Uma decisão da Quarta Câmara de Direito Privado do Tribunal de Justiça de Mato Grosso manteve a cobrança de multa no valor de R$ 330 mil de uma empresa de plano de saúde, aplicada pelo descumprimento de ordem judicial que determinou o fornecimento de medicamento a uma criança diagnosticada com acondroplasia. O colegiado entendeu que o montante, já consolidado após o trânsito em julgado, não pode mais ser revisto.
Acondroplasia é uma condição genética rara caracterizada por alterações no desenvolvimento ósseo, que resultam em baixa estatura desproporcional, membros mais curtos e outras limitações físicas, sendo considerada a forma mais comum de nanismo.

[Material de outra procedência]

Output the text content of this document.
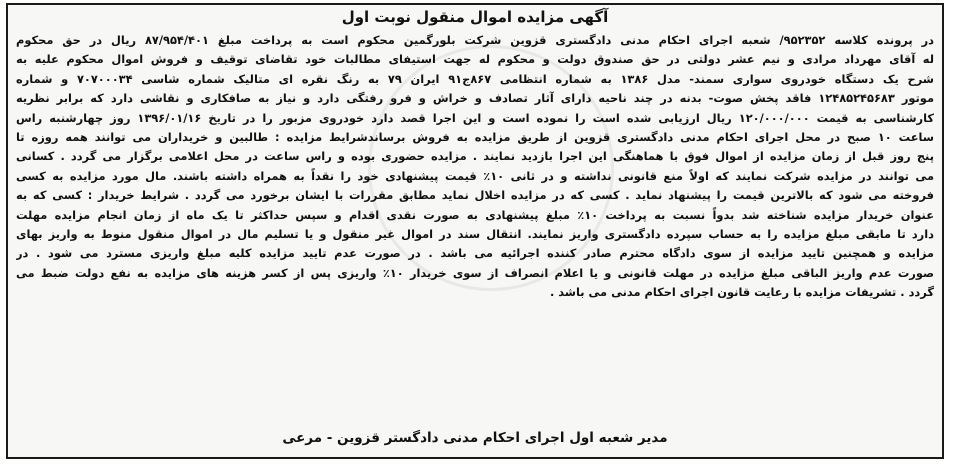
آگهی مزایده اموال منقول نوبت اول
در پرونده کلاسه ۹۵۲۳۵۲/ شعبه اجرای احکام مدنی دادگستری قزوین شرکت بلورگمین محکوم است به پرداخت مبلغ ۸۷/۹۵۴/۴۰۱ ریال در حق محکوم
له آقای مهرداد مرادی و نیم عشر دولتی در حق صندوق دولت و محکوم له جهت استیفای مطالبات خود تقاضای توقیف و فروش اموال محکوم علیه به
شرح یک دستگاه خودروی سواری سمند- مدل ۱۳۸۶ به شماره انتظامی ۸۶۷ج۹۱ ایران ۷۹ به رنگ نقره ای متالیک شماره شاسی ۷۰۷۰۰۰۳۴ و شماره
موتور ۱۲۴۸۵۲۴۵۶۸۳ فاقد پخش صوت- بدنه در چند ناحیه دارای آثار تصادف و خراش و فرو رفتگی دارد و نیاز به صافکاری و نقاشی دارد که برابر نظریه
کارشناسی به قیمت ۱۲۰/۰۰۰/۰۰۰ ریال ارزیابی شده است را نموده است و این اجرا قصد دارد خودروی مزبور را در تاریخ ۱۳۹۶/۰۱/۱۶ روز چهارشنبه راس
ساعت ۱۰ صبح در محل اجرای احکام مدنی دادگستری قزوین از طریق مزایده به فروش برساندشرایط مزایده : طالبین و خریداران می توانند همه روزه تا
پنج روز قبل از زمان مزایده از اموال فوق با هماهنگی این اجرا بازدید نمایند . مزایده حضوری بوده و راس ساعت در محل اعلامی برگزار می گردد . کسانی
می توانند در مزایده شرکت نمایند که اولاً منع قانونی نداشته و در ثانی ۱۰٪ قیمت پیشنهادی خود را نقداً به همراه داشته باشند. مال مورد مزایده به کسی
فروخته می شود که بالاترین قیمت را پیشنهاد نماید . کسی که در مزایده اخلال نماید مطابق مقررات با ایشان برخورد می گردد . شرایط خریدار : کسی که به
عنوان خریدار مزایده شناخته شد بدواً نسبت به پرداخت ۱۰٪ مبلغ پیشنهادی به صورت نقدی اقدام و سپس حداکثر تا یک ماه از زمان انجام مزایده مهلت
دارد تا مابقی مبلغ مزایده را به حساب سپرده دادگستری واریز نمایند. انتقال سند در اموال غیر منقول و یا تسلیم مال در اموال منقول منوط به واریز بهای
مزایده و همچنین تایید مزایده از سوی دادگاه محترم صادر کننده اجرائیه می باشد . در صورت عدم تایید مزایده کلیه مبلغ واریزی مسترد می شود . در
صورت عدم واریز الباقی مبلغ مزایده در مهلت قانونی و یا اعلام انصراف از سوی خریدار ۱۰٪ واریزی پس از کسر هزینه های مزایده به نفع دولت ضبط می
گردد . تشریفات مزایده با رعایت قانون اجرای احکام مدنی می باشد .
مدیر شعبه اول اجرای احکام مدنی دادگستر قزوین - مرعی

No processo, foi determinada a obrigação de um plano de saúde fornecer o medicamento Voxzogo (vosoritida), indicado como tratamento essencial para a condição clínica da criança. Diante do não cumprimento da ordem no prazo fixado, o juízo de origem impôs multa diária, posteriormente convertida em definitiva com o reconhecimento do trânsito em julgado da decisão principal.
Ao analisar o agravo de instrumento, a relatora, desembargadora Anglizey Solivan de Oliveira, destacou que a legislação processual e a jurisprudência do Superior Tribunal de Justiça autorizam eventual revisão apenas das parcelas vincendas, sendo vedada a alteração de valores já vencidos e consolidados.
A relatora também ressaltou que os argumentos apresentados no recurso já haviam sido examinados anteriormente pelo próprio Tribunal, em julgamento anterior que transitou em julgado. Nessa situação, explicou, opera-se a chamada preclusão consumativa, que impede nova discussão sobre matéria já decidida, na ausência de fato superveniente relevante.
O colegiado reforçou ainda que a sentença de procedência da ação principal implica a ratificação das medidas coercitivas fixadas anteriormente para assegurar o cumprimento da ordem judicial, tornando exigíveis as multas aplicadas durante o período de descumprimento.